Delmicron might be the reason behind the sharp spike in cases observed in the West, lesser studies however have been conducted that can validate the observation. Meanwhile, Omicron has become the dominant strain in the United States in a week representing 73 percent of the total cases sequenced in a week. The United Kingdom has reported record numbers of Covid with cases crossing 1 lakh per day, Omicron being the dominant variant contributing to the surge. It has now been reported in over 106 countries since its detection in late November in South Africa.
Will India see a rise in COVID cases owing to the new variant?
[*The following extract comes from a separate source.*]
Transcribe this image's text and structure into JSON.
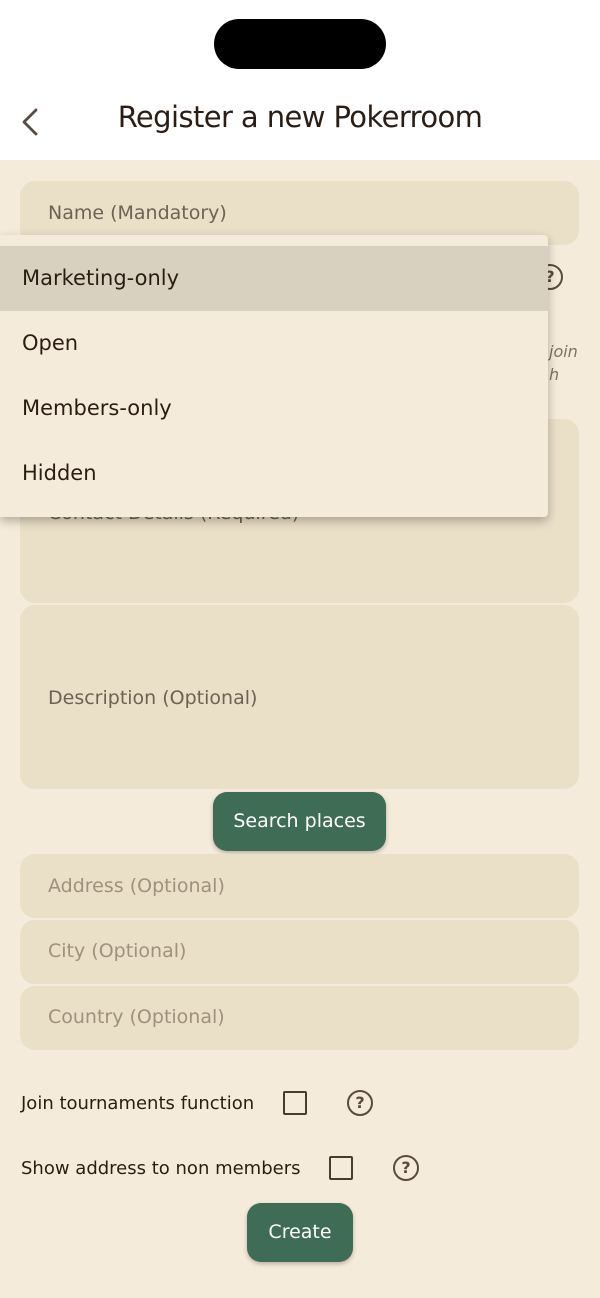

India is already witnessing a surge in COVID cases with the reproduction number R crossing the value of 1 in several states including Delhi and Maharashtra. The country has detected 578 Omicron cases with the variant finding its way to 19 states. Many experts have suggested that the third wave might well be on its way, with a peak in the end of January or February.
What are predictions about the severity of the third wave?
Experts have suggested that although India is likely to face a third wave owing to the rise in case, it will possibly be milder than the one witnessed earlier in the months of April-May this year. There are three factors that have been pointed out behind this assumption. First is the mild nature of Omicron; the experience of other countries dealing with a surge in COVID cases provides evidence that Omicron results in milder symptoms and few cases of hospitalization. Second is the fact that Sero-surveys conducted across India showed very high prevalence of antibodies, highlighting that a majority of the population have already been infected by COVID-19. Third is the vaccination rate with over 61 percent people receiving the both doses and over 80 per cent receiving the first dose. These can result in a milder third wave, if the country faces any in the future.
What can be done to restrict the spread of COVID in all its forms?
Experts have highlighted that though the variants have changed and little information is available about the new variants, precautionary measures and following Covid-Appropriate Behavior can prevent the spread of virus in all its forms. The Health Ministry along with many state governments have now issued specific guidelines, with the implementation of night curfews and containment zones to stop the spread of COVID. Health Officials and scientific groups suggest that preventive measures remain the best possible way out of the pandemic.